ISLAMABAD  -    The Supreme Court will hear the appeal of National Accountability Bureau, challenging the suspension of deposed Nawaz Sharif’s sentence in Avenfield Reference on January 14.

A five-judge larger Bench headed by Chief Justice Mian Saqib Nisar will hear the appeal moved by NAB challenging the Islamabad High Court (IHC) verdict regarding suspension of sentences of Nawaz Sharif and his daughter Maryam Safdar.

Accountability Court in July of last year announced the verdict in the Avenfield Reference. Sharif family had moved separated applications before IHC challenging the verdict as well as for suspension of sentences. 

On September 19, the IHC had suspended the respective sentences of Sharif, his daughter Maryam Nawaz and son-in-law Muhammad Safdar and on October 22, the accountability watchdog had filed three separate appeals in the Supreme Court against IHC verdict on suspension of sentences.

The other members of the larger Bench include Justice Asif Saeed Khan Khosa, Justice Gulzar Ahmed, Justice Mushir Alam and Justice Mazhar Alam Miankhel.

On last date of hearing on November 12, a three-judge Bench had decided that legal question in the matter pertaining to grant of bail in corruption cases will be heard by larger Bench.

The Bench had framed 18 questions for consideration by the larger Bench. The larger Bench will consider the question as to whether a detailed order, consisting 41 pages, is permissible while dealing with the suspension of sentence.

The questions also include whether in a case, where there is a statutory ouster of jurisdiction of courts to grant bail pending appeal, the Constitutional jurisdiction can be invoked to grant bail.

The larger Bench will also hear the arguments on whether the ground of hardship can be considered while suspending the sentence in a NAB case and whether the merits of a case can be discussed and conclusive findings be given, as done in IHC verdict, while dealing with the case of suspension of sentence. 

The larger Bench will also consider as to whether the scope of the Constitutional jurisdiction for grant of bail during investigation, trial or release on bail by way of suspension of sentence is much wider than the scope of grant of bail under the general law, or otherwise.

“What are the parameters of tentative assessment of evidence and how can it be differentiated from the deeper appreciation of evidence particularly in cases involving grant of bail by suspending the sentence and release on bail during pendency of the appeal?” stated the written order, wherein questions are framed.

Other points include the question whether guidelines provided by the superior courts regarding ouster of Section 426 of the Code of Criminal Procedure (CrPC) were required to be followed for the suspension of sentence in NAB cases, and if so what were the principles regulating suspension of the sentence under Section 426 of the CrPC.

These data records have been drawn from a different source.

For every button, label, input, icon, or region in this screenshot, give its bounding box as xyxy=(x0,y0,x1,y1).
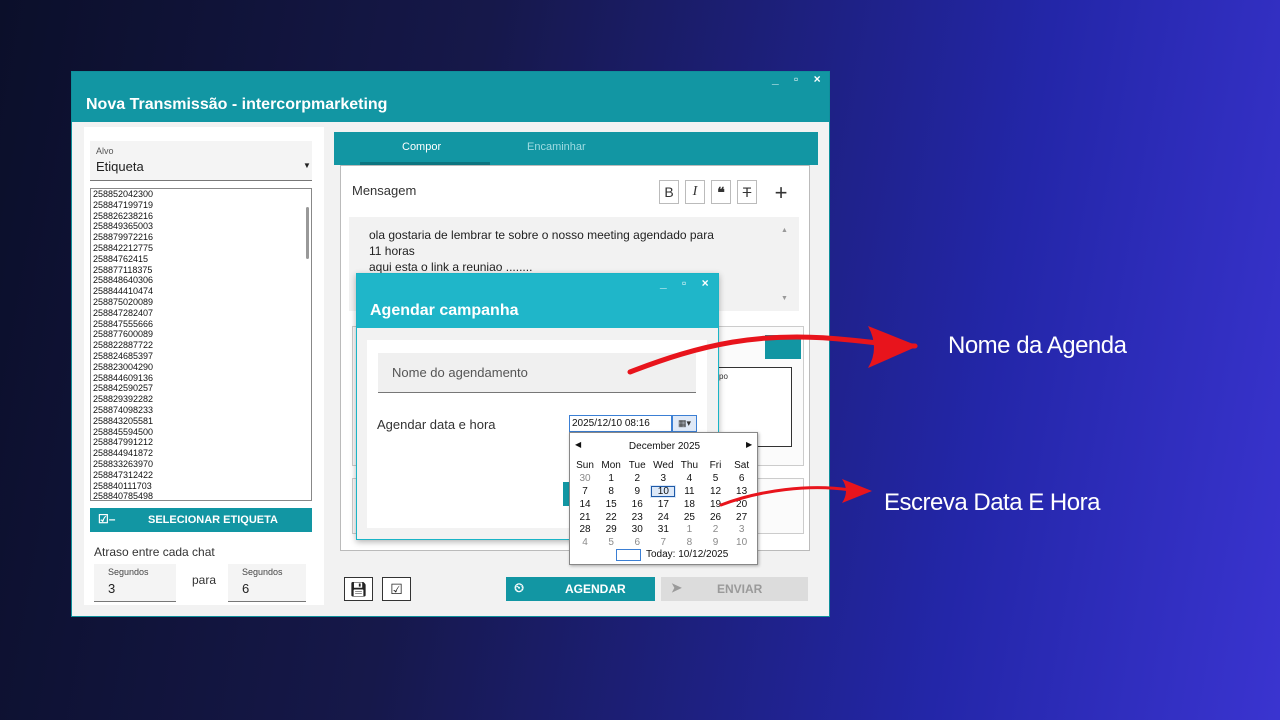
annotation-nome: Nome da Agenda xyxy=(948,332,1127,359)
arrowhead-nome xyxy=(868,326,918,368)
arrow-data xyxy=(719,486,852,507)
arrowhead-data xyxy=(842,479,872,503)
arrow-nome xyxy=(627,334,918,375)
annotation-data: Escreva Data E Hora xyxy=(884,489,1100,516)
annotation-arrows xyxy=(627,326,918,507)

The larger Bench would also determine if the principles regulating bail under Sections 497 and 498 of the CrPC would be applicable while considering the suspension of sentence.

Besides, if the convict was entitled to suspension of sentence but the judgement/order suspending the sentence was not happily worded, what would be its effect then?

It will further consider whether principles of cancellation of bail would also apply for withdrawal of suspension.

The questions also included if the IHC had interpreted correctly the provisions of Section 9(b) of the National Accountability Ordinance (NAO) 1999 and whether the ground of hardship case be considered while suspending the sentence in a NAB case.

The Bench would further decide whether the merits of a case be discussed and conclusive findings be given as done by the high court and if this was permissible in its Constitutional jurisdiction while dealing with cases of suspension of sentence.

Whether in a Constitutional petition, a miscellaneous application filed under Section 561-A of the CrPC for adjudication, where CrPC is not applicable, one of the questions written in the order stated.

The larger Bench may also suggest if the high court could take up the

Constitutional petition when the main appeals had already been fixed for hearing and whether a detailed order comprising 41 pages was permissible while dealing with the suspension of the sentence.